Your daily exercise is as follows:

1. Re-write your long range goals – bullet points.
2. Re-write your 2012 targets; as present tense positive affirmations.
3. Write out your specific activity commitments for the day; as present tense positive affirmations.
4. Look at the picture personifying achieving your long-range goals; look at your dream house taped inside your notebook.
5. Visualize (daydream) yourself successfully living everything you’ve just written, starting with your long range goals; living in your dream home on the golf-course, driving that new car after bringing in $15 million of new assets in 2012, and successfully executing all of your fixed daily activities.

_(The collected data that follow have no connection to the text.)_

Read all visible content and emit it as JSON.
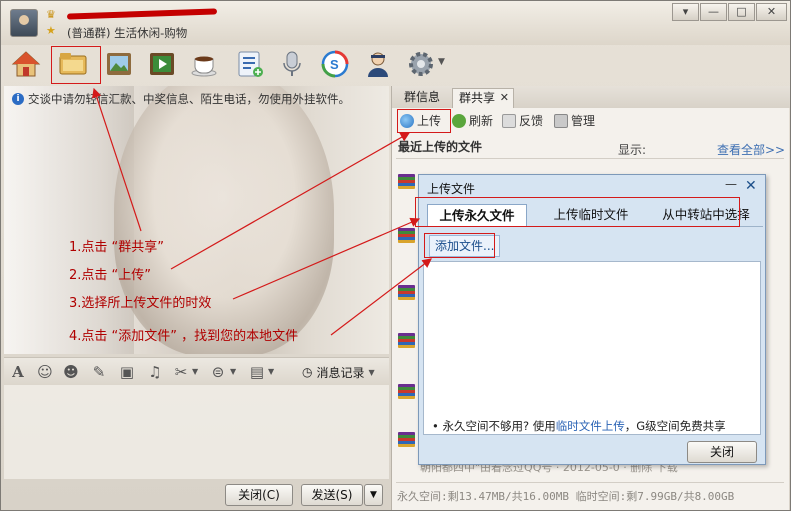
{
  "header": {
    "group_name_hidden": "",
    "group_type": "(普通群) 生活休闲-购物",
    "window_buttons": {
      "menu": "▾",
      "minimize": "—",
      "maximize": "□",
      "close": "✕"
    }
  },
  "toolbar": {
    "icons": [
      "home-icon",
      "group-share-icon",
      "photo-icon",
      "video-icon",
      "coffee-icon",
      "notes-icon",
      "mic-icon",
      "sync-icon",
      "person-icon",
      "gear-icon"
    ]
  },
  "chat": {
    "notice": "交谈中请勿轻信汇款、中奖信息、陌生电话，勿使用外挂软件。",
    "steps": [
      "1.点击 “群共享”",
      "2.点击 “上传”",
      "3.选择所上传文件的时效",
      "4.点击 “添加文件” ，找到您的本地文件"
    ]
  },
  "input_toolbar": {
    "history": "消息记录"
  },
  "bottom": {
    "close": "关闭(C)",
    "send": "发送(S)"
  },
  "right": {
    "tabs": [
      "群信息",
      "群共享"
    ],
    "tab_close": "✕",
    "tools": {
      "upload": "上传",
      "refresh": "刷新",
      "feedback": "反馈",
      "manage": "管理"
    },
    "recent_title": "最近上传的文件",
    "display_label": "显示:",
    "view_all": "查看全部>>",
    "faded_row": "朝阳都四中\"由着念过QQ号 · 2012-05-0 ·         删除     下载",
    "space_info": "永久空间:剩13.47MB/共16.00MB 临时空间:剩7.99GB/共8.00GB"
  },
  "dialog": {
    "title": "上传文件",
    "min": "—",
    "close": "✕",
    "tabs": [
      "上传永久文件",
      "上传临时文件",
      "从中转站中选择"
    ],
    "add_file": "添加文件...",
    "tip_prefix": "• 永久空间不够用? 使用",
    "tip_link": "临时文件上传",
    "tip_suffix": "，G级空间免费共享",
    "close_button": "关闭"
  },
  "colors": {
    "annotation": "#d41a1a",
    "link": "#2a63b5",
    "dialog_bg": "#d6e4f2"
  }
}
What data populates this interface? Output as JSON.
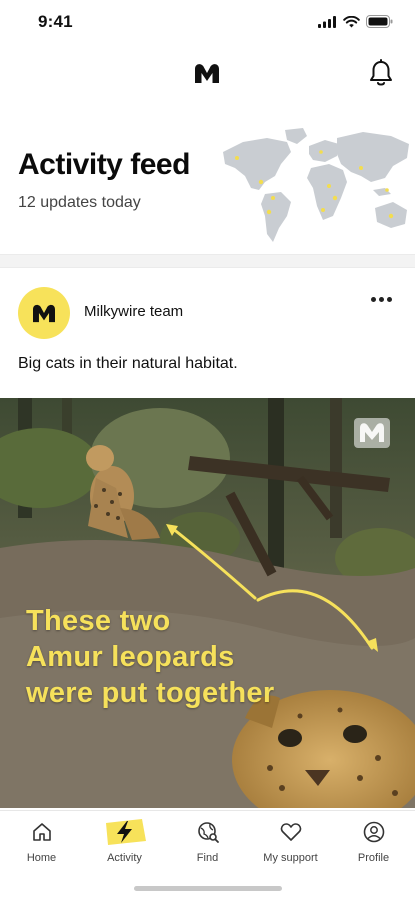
{
  "status_bar": {
    "time": "9:41"
  },
  "feed": {
    "title": "Activity feed",
    "subtitle": "12 updates today"
  },
  "post": {
    "author": "Milkywire team",
    "caption": "Big cats in their natural habitat.",
    "overlay_lines": [
      "These two",
      "Amur leopards",
      "were put together"
    ]
  },
  "tabs": [
    {
      "label": "Home",
      "icon": "home-icon",
      "active": false
    },
    {
      "label": "Activity",
      "icon": "lightning-icon",
      "active": true
    },
    {
      "label": "Find",
      "icon": "find-globe-icon",
      "active": false
    },
    {
      "label": "My support",
      "icon": "heart-icon",
      "active": false
    },
    {
      "label": "Profile",
      "icon": "profile-icon",
      "active": false
    }
  ],
  "colors": {
    "brand_yellow": "#f7e25a",
    "overlay_yellow": "#f6e15b",
    "text": "#111111"
  }
}
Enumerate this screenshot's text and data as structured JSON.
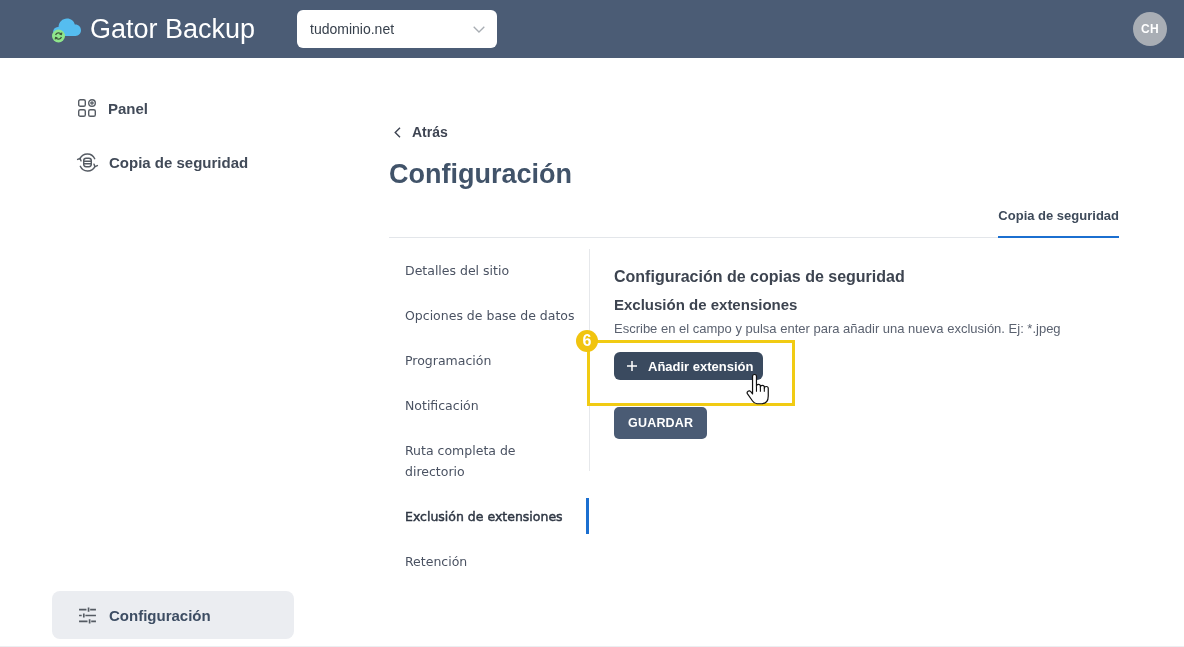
{
  "header": {
    "app_name": "Gator Backup",
    "domain_select": {
      "value": "tudominio.net"
    },
    "avatar": {
      "initials": "CH"
    }
  },
  "sidebar": {
    "items": [
      {
        "label": "Panel",
        "selected": false
      },
      {
        "label": "Copia de seguridad",
        "selected": false
      }
    ],
    "bottom_item": {
      "label": "Configuración",
      "selected": true
    }
  },
  "back_link": "Atrás",
  "page_title": "Configuración",
  "tabs": [
    {
      "label": "Copia de seguridad",
      "selected": true
    }
  ],
  "settings_menu": [
    {
      "label": "Detalles del sitio",
      "selected": false
    },
    {
      "label": "Opciones de base de datos",
      "selected": false
    },
    {
      "label": "Programación",
      "selected": false
    },
    {
      "label": "Notificación",
      "selected": false
    },
    {
      "label": "Ruta completa de directorio",
      "selected": false
    },
    {
      "label": "Exclusión de extensiones",
      "selected": true
    },
    {
      "label": "Retención",
      "selected": false
    }
  ],
  "panel": {
    "title": "Configuración de copias de seguridad",
    "section_title": "Exclusión de extensiones",
    "hint": "Escribe en el campo y pulsa enter para añadir una nueva exclusión. Ej: *.jpeg",
    "add_button": "Añadir extensión",
    "save_button": "GUARDAR"
  },
  "annotation": {
    "step": "6"
  }
}
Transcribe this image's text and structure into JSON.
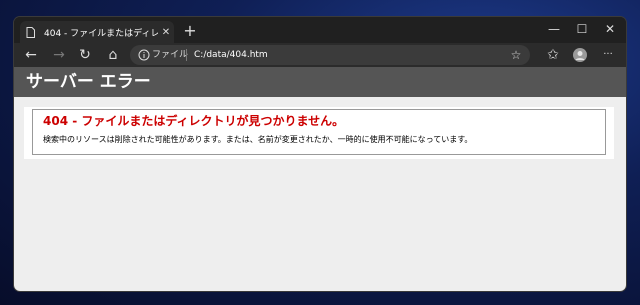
{
  "tab": {
    "title": "404 - ファイルまたはディレクトリが見つ",
    "close": "✕"
  },
  "window_controls": {
    "minimize": "—",
    "maximize": "☐",
    "close": "✕"
  },
  "newtab": "+",
  "toolbar": {
    "back": "←",
    "forward": "→",
    "refresh": "↻",
    "home": "⌂",
    "scheme_label": "ファイル",
    "url": "C:/data/404.htm",
    "favorite": "☆",
    "favorites_menu": "✩",
    "more": "···"
  },
  "page": {
    "header": "サーバー エラー",
    "error_title": "404 - ファイルまたはディレクトリが見つかりません。",
    "error_message": "検索中のリソースは削除された可能性があります。または、名前が変更されたか、一時的に使用不可能になっています。"
  },
  "colors": {
    "error_red": "#cc0000",
    "header_bg": "#555555",
    "content_bg": "#eeeeee"
  }
}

This entire exercise takes about 10 to 15 minutes and virtually guarantees that your goals become part of your DNA. Of all the fixed daily activities, this is arguably the most important as it drives everything else. Even though John occasionally skipped this part of the Goal Setting Trinity, he did it enough to remain highly motivated. As for his 50/50 stretch goal of $15 million in new assets, he brought in $23 million! Granted, he’s a talented advisor, but now he understands the power of the Goal Setting Trinity and is targeting $40 million for 2012.

You must set goals that light your fire, that become embedded into your DNA. Whether or not you’re as talented as John, time will tell. But as we indicated earlier, you’re not a failure if you set a target of $15 million for 2012 and bring in $10 million. You’re only a failure if you fail to set 50/50 goals and infuse them into your DNA.